Oil Ministry allows RIL, Cairn to explore further in producing fields

January 04, 2013 03:05 pm | Updated November 17, 2021 04:34 am IST - New Delhi

Union Law and Justice Minister Veerappa Moily. File Photo: Shanker Chakravarty

Union Law and Justice Minister Veerappa Moily. File Photo: Shanker Chakravarty

In his first major decision, Oil Minister M. Veerappa Moily has allowed Reliance Industries and Cairn India to explore for oil and gas within the producing fields subject to certain conditions.

The Oil Ministry, which had been sitting on the proposal for over a year, wrote to the Directorate General of Hydrocarbons (DGH) earlier this week saying that it has been decided to permit exploration in already producing oil and gas fields, sources privy to the development said.

Mr. Moily, who took over as the minister at the end of October, allowed companies to drill exploration wells within an oil and gas field, but with the condition that cost recovery of such wells would be allowed only in case there is a commercially exploitable discovery.

This essentially means that cost of drilling any well that does not lead to a discovery or a small find that could not be independently produced, will not be allowed.

Currently, when a company finds oil or gas in an area, the discovery area is ring-fenced and a mining lease granted for production of hydrocarbons.

Operators get to recover all their cost — whether successful or failed wells, from the oil and gas produced and sold from that particular block.

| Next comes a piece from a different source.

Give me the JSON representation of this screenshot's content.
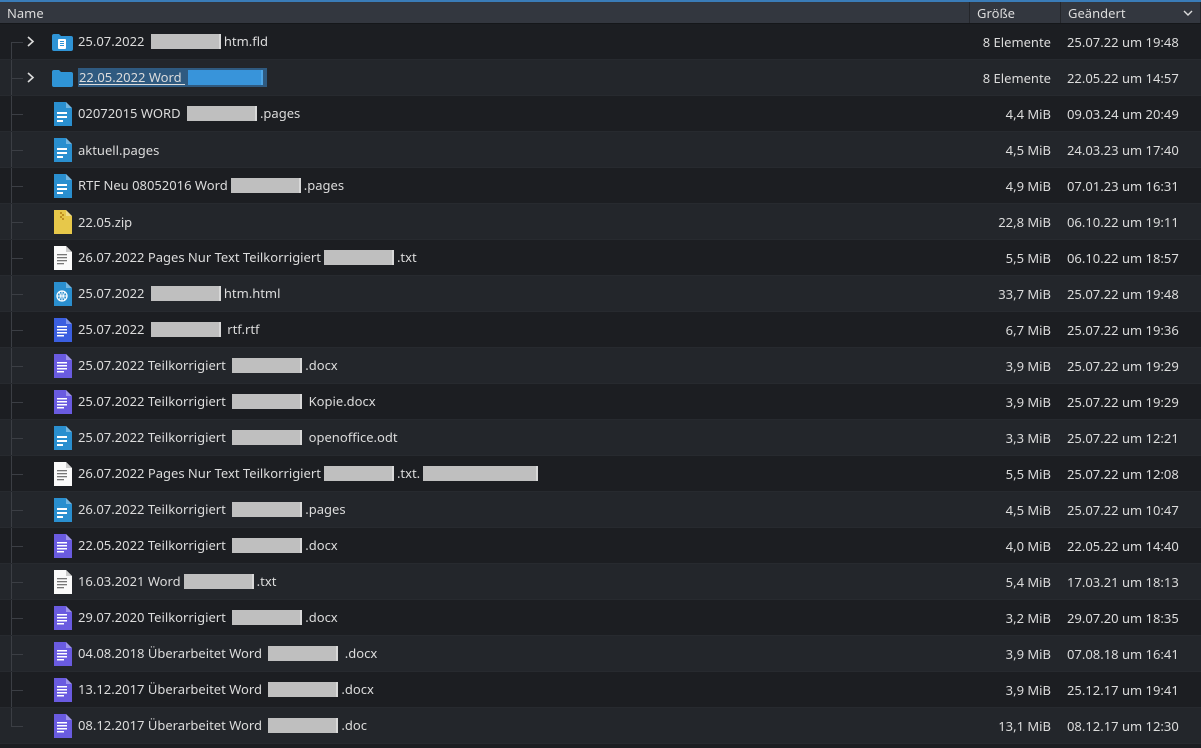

The DGH had previously taken a view that further exploration within this ring-fenced mining lease area is not permitted. It felt the government’s profit share, which is triggered when an explorer recovers all his cost, would be adversely impacted if new costs are added.

To overcome this, the ministry has put a condition that cost of the fresh exploration will be allowed to be recovered only when a new commercial discovery is made, sources said.

“...cost recovery of such exploration being subject to establishment of commerciality of the new discovery... mitigating any risk to the government revenue from existing discoveries,” the ministry wrote to DGH. “Cost recovery will be governed by current provisions of PSC on establishment of commerciality.”

RIL and Cairn have maintained that exploration being a continuous process is allowed in the mining lease under which they currently produce gas from eastern offshore and Rajasthan blocks respectively.

They felt the ‘ring-fencing’ proposed by DGH and seconded by the Oil Ministry was not practical and legal.

While RIL has proposed to drill an exploration well on the flagging D1&D3 gas fields in the KG-D6 block to study reservoir characteristic, Cairn wants to drill new probes to help raise output from the Rajasthan block to 300,000 barrels per day (bpd) from 175,000 bpd.

Globally, exploration is permitted in fields that are under production so as to keep adding new reserves to replenish ones that have been produced. In absence of rejuvenation, the fields will terminally decline from the day output starts.

The same has been followed in fields in Assam and Mumbai offshore.